Granular flow of nickel particles down a vertical pipe from a hopper is shown to be retarded by a horizontal ac electric field applied to a local region along the pipe. The particles are released from the hopper by pulling out a stopper in the hopper. Two sequences of experiments with different initial flow conditions are performed. In the first sequence, a dilute flow in the pipe is created after a fixed voltage V (⩽4.8 kV) is applied across two short, vertical copper electrodes. The steady-state flow rate Q remains practically constant for V<V1 (=2.6 kV). At V=V1, Q drops abruptly; the drop depends on the location of the electrodes.

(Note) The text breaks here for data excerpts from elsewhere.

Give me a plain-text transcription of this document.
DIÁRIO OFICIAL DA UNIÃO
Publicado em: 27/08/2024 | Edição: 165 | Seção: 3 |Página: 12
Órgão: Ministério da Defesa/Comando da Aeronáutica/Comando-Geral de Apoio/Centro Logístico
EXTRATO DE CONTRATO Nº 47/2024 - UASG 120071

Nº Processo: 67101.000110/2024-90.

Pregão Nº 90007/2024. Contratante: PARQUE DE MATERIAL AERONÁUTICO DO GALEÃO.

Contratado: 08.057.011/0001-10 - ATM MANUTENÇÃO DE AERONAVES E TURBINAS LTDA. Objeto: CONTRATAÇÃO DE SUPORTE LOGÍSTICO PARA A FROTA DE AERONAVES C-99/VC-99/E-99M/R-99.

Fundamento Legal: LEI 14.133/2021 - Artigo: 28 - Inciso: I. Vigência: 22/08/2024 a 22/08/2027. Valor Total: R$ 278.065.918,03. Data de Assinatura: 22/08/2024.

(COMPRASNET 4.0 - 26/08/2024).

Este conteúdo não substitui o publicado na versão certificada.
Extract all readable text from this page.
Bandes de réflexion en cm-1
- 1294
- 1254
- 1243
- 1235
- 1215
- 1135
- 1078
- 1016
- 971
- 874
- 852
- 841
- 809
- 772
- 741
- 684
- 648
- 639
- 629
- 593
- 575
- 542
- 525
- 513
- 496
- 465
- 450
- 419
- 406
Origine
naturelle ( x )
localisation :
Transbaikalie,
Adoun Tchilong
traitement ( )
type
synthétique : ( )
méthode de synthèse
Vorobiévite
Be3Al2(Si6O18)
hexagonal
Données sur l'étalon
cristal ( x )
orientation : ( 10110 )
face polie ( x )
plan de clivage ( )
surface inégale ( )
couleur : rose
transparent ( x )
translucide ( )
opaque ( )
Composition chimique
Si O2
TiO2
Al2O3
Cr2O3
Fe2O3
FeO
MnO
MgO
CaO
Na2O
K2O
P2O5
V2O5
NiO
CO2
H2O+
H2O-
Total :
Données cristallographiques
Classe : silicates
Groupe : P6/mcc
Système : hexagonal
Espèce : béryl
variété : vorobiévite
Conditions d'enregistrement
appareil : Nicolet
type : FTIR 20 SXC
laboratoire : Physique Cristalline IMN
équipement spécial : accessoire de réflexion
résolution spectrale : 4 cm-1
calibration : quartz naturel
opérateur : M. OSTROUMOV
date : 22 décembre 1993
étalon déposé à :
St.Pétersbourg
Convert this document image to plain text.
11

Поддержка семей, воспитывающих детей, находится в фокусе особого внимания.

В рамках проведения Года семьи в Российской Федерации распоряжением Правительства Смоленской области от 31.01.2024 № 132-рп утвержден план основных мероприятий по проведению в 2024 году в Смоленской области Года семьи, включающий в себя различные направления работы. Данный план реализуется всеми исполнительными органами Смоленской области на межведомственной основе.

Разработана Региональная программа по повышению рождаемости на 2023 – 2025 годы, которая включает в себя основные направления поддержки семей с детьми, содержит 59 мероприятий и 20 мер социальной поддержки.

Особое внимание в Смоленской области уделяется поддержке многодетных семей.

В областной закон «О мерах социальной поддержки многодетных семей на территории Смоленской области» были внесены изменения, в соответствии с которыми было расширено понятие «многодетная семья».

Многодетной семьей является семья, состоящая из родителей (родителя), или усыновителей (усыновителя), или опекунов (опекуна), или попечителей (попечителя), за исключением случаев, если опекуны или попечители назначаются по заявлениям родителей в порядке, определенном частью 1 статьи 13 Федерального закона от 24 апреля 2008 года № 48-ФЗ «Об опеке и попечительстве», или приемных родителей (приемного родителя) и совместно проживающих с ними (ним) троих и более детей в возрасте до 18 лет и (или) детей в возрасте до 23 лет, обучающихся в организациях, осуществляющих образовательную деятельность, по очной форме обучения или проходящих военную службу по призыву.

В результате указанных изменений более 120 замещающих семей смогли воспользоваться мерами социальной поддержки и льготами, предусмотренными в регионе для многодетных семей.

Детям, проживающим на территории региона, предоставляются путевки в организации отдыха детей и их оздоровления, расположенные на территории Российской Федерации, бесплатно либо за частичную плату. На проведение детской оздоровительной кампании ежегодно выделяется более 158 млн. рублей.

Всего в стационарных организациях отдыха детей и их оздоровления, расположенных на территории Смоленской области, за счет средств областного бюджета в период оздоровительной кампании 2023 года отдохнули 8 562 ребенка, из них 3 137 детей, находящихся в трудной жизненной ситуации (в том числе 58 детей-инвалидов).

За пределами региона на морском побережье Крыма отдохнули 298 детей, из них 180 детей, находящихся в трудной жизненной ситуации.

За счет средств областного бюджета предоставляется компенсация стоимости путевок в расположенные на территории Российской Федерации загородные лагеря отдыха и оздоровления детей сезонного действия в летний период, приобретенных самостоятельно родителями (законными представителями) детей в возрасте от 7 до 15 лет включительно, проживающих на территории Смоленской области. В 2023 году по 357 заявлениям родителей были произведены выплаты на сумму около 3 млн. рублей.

For V>V1, the flow becomes dense; Q decreases with a power law, Q∼V−1. In the second sequence of experiments, V is first set at 4.8 kV; the flow is allowed to start, and soon becomes a dense flow; then, V is reduced to the desired voltage. The new, steady-state Q vs V curve coincides with the previous Q(V) curve of the first sequence, except for V2<V<V1, where V2=1.0 kV. The voltage V2 is a continuous transition point at which Q changes from a dense flow (V>V2) to a dilute flow (V<V2). Our results show that a large enough ac electric field can decrease the flow rate of a dilute or dense flow; the critical voltage that can reduce a dense flow, V2, is less than that for the dilute flow, V1.